On the first day of the conference, I had the fortunate opportunity to attend the “Difficult Texts” panel with Anthony Alessandrini and Libby Garland, professors at Kingsborough Community College, Karen Miller, coming from LaGuardia Community College, and Andrea Morell, who teaches at the Urban Studies program at Guttmann Community College. From one aspect, I learned how important it becomes to engage community college students with the same texts the professor is struggling to understand. In engaging them in these texts and conversations, the professor is inviting them into his or her own research, also personalizing their class experience more. Professor Miller, whose own research is set in frontier capitalism, covers books such as Empire of Cotton with her students and they walk through it together as a class. Furthermore, Professor Alessandrini spoke of how he likes to pair theoretically layered, and yet very important, texts such as Black Skin White Masks with somewhat slightly easier and more concrete yet still very informational books such as Tropical Freedom or The New Jim Crow.

All these, as an undergraduate student, maybe especially as an undergraduate student, I think were very vital to hear. As someone who loves to read and attempts to tackle difficult texts both inside and outside the classroom, it can be very disheartening when you take away very little. My first mistake is looking at these texts in isolation, and the same goes for professors who throw at us these complex decontextualized snippets without really walking us through them. This panel really taught me how important it is to engage with what I am reading, whether it be for class or not, and to link it to other texts. I guess my next step is to figure out how I can do this in a more collaborative approach rather than an individualistic one, and I guess that is something I need to talk about with my professors and classmates and maybe in those conversations solutions can start to emerge alongside the solutions that were presented in the panel.
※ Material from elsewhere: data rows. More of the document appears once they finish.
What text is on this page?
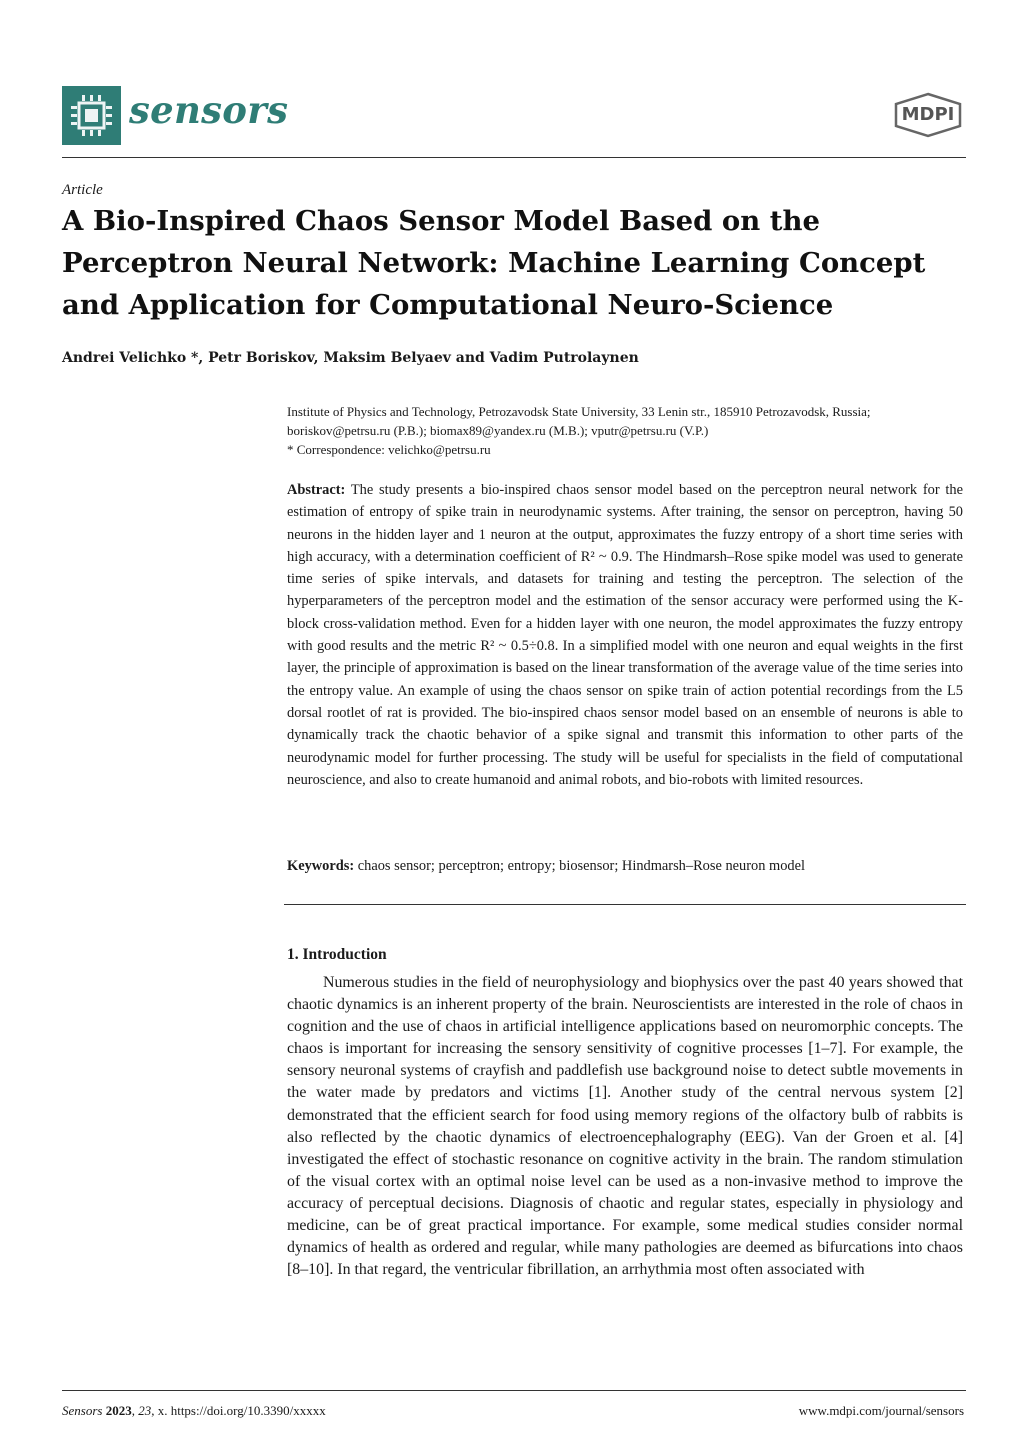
sensors	MDPI
Article
A Bio-Inspired Chaos Sensor Model Based on the Perceptron Neural Network: Machine Learning Concept and Application for Computational Neuro-Science
Andrei Velichko *, Petr Boriskov, Maksim Belyaev and Vadim Putrolaynen
Institute of Physics and Technology, Petrozavodsk State University, 33 Lenin str., 185910 Petrozavodsk, Russia;
boriskov@petrsu.ru (P.B.); biomax89@yandex.ru (M.B.); vputr@petrsu.ru (V.P.)
* Correspondence: velichko@petrsu.ru
Abstract: The study presents a bio-inspired chaos sensor model based on the perceptron neural network for the estimation of entropy of spike train in neurodynamic systems. After training, the sensor on perceptron, having 50 neurons in the hidden layer and 1 neuron at the output, approximates the fuzzy entropy of a short time series with high accuracy, with a determination coefficient of R² ~ 0.9. The Hindmarsh–Rose spike model was used to generate time series of spike intervals, and datasets for training and testing the perceptron. The selection of the hyperparameters of the perceptron model and the estimation of the sensor accuracy were performed using the K-block cross-validation method. Even for a hidden layer with one neuron, the model approximates the fuzzy entropy with good results and the metric R² ~ 0.5÷0.8. In a simplified model with one neuron and equal weights in the first layer, the principle of approximation is based on the linear transformation of the average value of the time series into the entropy value. An example of using the chaos sensor on spike train of action potential recordings from the L5 dorsal rootlet of rat is provided. The bio-inspired chaos sensor model based on an ensemble of neurons is able to dynamically track the chaotic behavior of a spike signal and transmit this information to other parts of the neurodynamic model for further processing. The study will be useful for specialists in the field of computational neuroscience, and also to create humanoid and animal robots, and bio-robots with limited resources.
Keywords: chaos sensor; perceptron; entropy; biosensor; Hindmarsh–Rose neuron model
1. Introduction
Numerous studies in the field of neurophysiology and biophysics over the past 40 years showed that chaotic dynamics is an inherent property of the brain. Neuroscientists are interested in the role of chaos in cognition and the use of chaos in artificial intelligence applications based on neuromorphic concepts. The chaos is important for increasing the sensory sensitivity of cognitive processes [1–7]. For example, the sensory neuronal systems of crayfish and paddlefish use background noise to detect subtle movements in the water made by predators and victims [1]. Another study of the central nervous system [2] demonstrated that the efficient search for food using memory regions of the olfactory bulb of rabbits is also reflected by the chaotic dynamics of electroencephalography (EEG). Van der Groen et al. [4] investigated the effect of stochastic resonance on cognitive activity in the brain. The random stimulation of the visual cortex with an optimal noise level can be used as a non-invasive method to improve the accuracy of perceptual decisions. Diagnosis of chaotic and regular states, especially in physiology and medicine, can be of great practical importance. For example, some medical studies consider normal dynamics of health as ordered and regular, while many pathologies are deemed as bifurcations into chaos [8–10]. In that regard, the ventricular fibrillation, an arrhythmia most often associated with
Sensors 2023, 23, x. https://doi.org/10.3390/xxxxx	www.mdpi.com/journal/sensors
There was something else said at the panel that I wanted to repeat because I believe all students should hear it as I needed to hear it. Professor Alessandrini mentioned how texts can become very layered and complex because the nature of what they are studying is inherently layered and complex. Scholars themselves still grapple with these texts, and Fanon himself admitted there were some lines in his book that he himself struggled to understand. So, I just wanted to emphasize, to myself and to others, although we should try to take away as much as we can from a text, we should never measure our potential as students of knowledge by how much we understand or do not understand.